Since some of the feedback from our code red discussion was a bit concerned, we wanted to assure everyone that it was not a major emergency by any definition of the word. We just found the situation interesting and wanted to share. We have been downgraded to a code yellow. What that means for us is that we can serve a sample of one of the dishes from each demonstration, which is great news. As I mentioned before, it was a very strange feeling to cook something for a group of people who could only look longingly at the dishes without actually tasting them. Our first demonstration under the new code is tomorrow and we will be focusing on dishes with macadamia nuts. Speaking of which, we tried Tom's tip of dark roasting with the nuts from Sysco on board and he was right, the extra roasting time makes all the diference in the world.
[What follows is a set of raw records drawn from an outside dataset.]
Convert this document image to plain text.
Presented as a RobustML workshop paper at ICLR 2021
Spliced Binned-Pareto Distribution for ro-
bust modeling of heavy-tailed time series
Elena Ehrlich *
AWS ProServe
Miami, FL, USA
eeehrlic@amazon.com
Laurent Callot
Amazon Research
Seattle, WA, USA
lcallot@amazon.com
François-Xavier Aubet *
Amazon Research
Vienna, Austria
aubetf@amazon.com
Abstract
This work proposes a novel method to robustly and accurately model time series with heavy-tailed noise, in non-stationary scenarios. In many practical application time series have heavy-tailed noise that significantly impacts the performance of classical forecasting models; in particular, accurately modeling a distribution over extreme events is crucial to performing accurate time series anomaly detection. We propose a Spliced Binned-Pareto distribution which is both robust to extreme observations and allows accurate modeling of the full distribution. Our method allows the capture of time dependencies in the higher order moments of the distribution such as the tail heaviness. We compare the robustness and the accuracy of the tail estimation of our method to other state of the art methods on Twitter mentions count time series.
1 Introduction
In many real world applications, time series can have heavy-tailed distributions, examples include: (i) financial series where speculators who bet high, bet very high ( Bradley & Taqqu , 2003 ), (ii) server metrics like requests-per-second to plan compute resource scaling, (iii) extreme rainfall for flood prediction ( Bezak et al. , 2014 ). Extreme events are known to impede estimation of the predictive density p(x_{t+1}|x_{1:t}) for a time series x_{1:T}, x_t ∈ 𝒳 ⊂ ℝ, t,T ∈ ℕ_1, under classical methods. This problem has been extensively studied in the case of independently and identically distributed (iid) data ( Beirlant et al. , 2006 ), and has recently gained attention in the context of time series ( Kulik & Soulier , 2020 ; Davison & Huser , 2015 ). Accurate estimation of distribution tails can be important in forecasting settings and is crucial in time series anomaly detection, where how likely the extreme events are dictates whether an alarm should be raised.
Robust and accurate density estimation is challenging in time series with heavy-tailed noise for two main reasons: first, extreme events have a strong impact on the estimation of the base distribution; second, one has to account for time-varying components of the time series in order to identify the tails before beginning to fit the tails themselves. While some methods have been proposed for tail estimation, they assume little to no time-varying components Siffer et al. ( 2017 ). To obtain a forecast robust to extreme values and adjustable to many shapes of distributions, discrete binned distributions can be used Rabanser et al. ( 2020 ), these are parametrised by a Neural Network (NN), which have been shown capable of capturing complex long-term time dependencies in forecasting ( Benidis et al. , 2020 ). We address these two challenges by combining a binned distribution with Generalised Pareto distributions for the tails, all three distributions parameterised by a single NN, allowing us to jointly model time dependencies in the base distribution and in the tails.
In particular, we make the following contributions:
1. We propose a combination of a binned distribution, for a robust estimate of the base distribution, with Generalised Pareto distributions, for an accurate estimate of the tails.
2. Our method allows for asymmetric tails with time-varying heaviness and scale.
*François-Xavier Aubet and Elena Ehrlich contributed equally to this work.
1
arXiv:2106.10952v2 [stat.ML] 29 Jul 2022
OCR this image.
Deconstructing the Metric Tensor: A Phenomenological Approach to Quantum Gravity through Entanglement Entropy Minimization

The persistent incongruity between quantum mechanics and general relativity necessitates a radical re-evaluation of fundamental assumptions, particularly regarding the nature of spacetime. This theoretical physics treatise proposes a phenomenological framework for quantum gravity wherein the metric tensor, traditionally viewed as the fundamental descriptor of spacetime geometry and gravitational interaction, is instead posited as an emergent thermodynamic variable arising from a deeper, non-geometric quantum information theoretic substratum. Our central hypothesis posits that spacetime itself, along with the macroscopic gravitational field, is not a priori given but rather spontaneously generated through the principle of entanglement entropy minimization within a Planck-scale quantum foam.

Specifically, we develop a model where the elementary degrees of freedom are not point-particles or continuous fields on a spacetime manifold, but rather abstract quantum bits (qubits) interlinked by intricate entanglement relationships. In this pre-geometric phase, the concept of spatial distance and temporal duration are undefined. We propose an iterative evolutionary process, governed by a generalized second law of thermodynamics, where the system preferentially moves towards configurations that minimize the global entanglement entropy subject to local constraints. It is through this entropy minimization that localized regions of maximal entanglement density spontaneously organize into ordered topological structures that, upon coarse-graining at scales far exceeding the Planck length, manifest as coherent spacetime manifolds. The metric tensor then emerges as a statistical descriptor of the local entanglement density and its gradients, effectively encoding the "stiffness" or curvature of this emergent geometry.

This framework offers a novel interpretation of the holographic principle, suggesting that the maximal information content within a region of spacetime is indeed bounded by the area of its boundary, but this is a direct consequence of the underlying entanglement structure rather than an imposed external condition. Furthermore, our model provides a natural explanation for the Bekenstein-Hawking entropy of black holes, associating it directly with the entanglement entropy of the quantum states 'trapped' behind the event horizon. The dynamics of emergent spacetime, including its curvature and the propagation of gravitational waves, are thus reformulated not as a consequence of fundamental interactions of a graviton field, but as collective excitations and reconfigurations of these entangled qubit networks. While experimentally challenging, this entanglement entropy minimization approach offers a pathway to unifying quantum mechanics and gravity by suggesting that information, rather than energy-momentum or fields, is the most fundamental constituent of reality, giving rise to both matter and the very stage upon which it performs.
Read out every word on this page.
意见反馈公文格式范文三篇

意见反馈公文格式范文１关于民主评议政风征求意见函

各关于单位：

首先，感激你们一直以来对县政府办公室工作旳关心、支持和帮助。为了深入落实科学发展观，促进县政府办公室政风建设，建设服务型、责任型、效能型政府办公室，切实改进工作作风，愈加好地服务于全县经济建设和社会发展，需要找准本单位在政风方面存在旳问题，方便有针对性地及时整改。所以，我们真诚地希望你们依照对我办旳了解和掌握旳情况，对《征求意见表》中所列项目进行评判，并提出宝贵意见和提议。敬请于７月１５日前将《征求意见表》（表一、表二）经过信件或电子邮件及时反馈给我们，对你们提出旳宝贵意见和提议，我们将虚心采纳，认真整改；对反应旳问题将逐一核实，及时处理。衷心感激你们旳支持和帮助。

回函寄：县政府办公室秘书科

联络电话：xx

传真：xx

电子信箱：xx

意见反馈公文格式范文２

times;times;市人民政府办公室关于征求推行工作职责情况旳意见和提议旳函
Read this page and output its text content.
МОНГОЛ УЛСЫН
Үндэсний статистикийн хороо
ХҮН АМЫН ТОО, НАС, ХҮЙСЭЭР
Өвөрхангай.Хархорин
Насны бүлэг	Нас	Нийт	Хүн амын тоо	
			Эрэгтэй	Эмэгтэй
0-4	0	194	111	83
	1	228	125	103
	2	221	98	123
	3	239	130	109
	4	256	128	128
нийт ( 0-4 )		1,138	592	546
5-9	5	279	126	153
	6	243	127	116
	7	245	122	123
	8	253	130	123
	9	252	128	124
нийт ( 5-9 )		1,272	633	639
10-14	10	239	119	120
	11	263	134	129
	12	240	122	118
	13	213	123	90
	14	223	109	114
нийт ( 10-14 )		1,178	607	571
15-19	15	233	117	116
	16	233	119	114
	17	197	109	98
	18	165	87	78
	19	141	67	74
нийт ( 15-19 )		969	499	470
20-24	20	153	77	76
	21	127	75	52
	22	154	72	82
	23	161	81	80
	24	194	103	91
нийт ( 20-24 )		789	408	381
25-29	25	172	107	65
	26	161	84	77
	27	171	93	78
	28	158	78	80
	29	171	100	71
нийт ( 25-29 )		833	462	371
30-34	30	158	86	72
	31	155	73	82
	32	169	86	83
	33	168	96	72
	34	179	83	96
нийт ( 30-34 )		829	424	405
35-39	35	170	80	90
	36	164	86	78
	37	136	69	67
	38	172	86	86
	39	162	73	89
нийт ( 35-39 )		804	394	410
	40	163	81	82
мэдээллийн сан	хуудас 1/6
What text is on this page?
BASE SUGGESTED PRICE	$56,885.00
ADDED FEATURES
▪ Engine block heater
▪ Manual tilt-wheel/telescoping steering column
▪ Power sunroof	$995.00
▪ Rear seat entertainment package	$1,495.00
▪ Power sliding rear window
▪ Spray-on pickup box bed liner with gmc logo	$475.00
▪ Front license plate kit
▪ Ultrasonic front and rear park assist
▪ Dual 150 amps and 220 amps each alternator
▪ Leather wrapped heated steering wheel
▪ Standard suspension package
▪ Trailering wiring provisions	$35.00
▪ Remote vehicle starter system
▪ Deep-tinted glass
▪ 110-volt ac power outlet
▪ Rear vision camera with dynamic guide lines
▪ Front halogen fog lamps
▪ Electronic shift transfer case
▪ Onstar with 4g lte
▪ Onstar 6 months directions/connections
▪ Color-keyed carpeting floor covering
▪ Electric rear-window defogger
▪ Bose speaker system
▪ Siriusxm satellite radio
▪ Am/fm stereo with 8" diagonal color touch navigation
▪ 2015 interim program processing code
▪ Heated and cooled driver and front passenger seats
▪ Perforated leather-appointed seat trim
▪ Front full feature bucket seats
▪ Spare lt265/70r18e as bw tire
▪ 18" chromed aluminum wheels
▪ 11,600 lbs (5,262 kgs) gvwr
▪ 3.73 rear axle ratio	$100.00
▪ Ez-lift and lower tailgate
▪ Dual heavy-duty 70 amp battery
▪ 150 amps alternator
You should definitely try it in your kitchen.
Everything feels much more relaxed on the ship now. Self-service has been re-established and although we are still confronted with hand sanitizers at the entrance to the dining rooms, all culinary amenities have returned. When we have cocktails at the Ocean Bar they pass little hors d-oeuvres, there are fruit bowls in the cabins, the hot tubs are open and little tidbits have appeared everywhere you look. It’s amazing what a difference it makes in the atmosphere on board among the crew, as well as the passengers. Things feel much more cheerful and relaxed. We even heard that the crew party, which had been postponed from the last cruise because of the code red, is going to happen tonight. They definitely deserve a bit of fun because everyone on board works incredibly long days to make things comfortable for the passengers and they manage to keep smiling while they do it. It's not easy trying to please everyone. It's not even possible most of the time.
It's been an interesting passage. We definitely haven't posted as much as we wanted to but we're using the time away to wade through personal issues. This year we're going to make some changes and stop being so passive about what directions we're headed in. We have clear goals and it's about time we started hitting some of our marks. It's time to go out on a limb and see if it will hold us. Not to worry though, you can be sure that food will be involved in whatever plans we make for the future.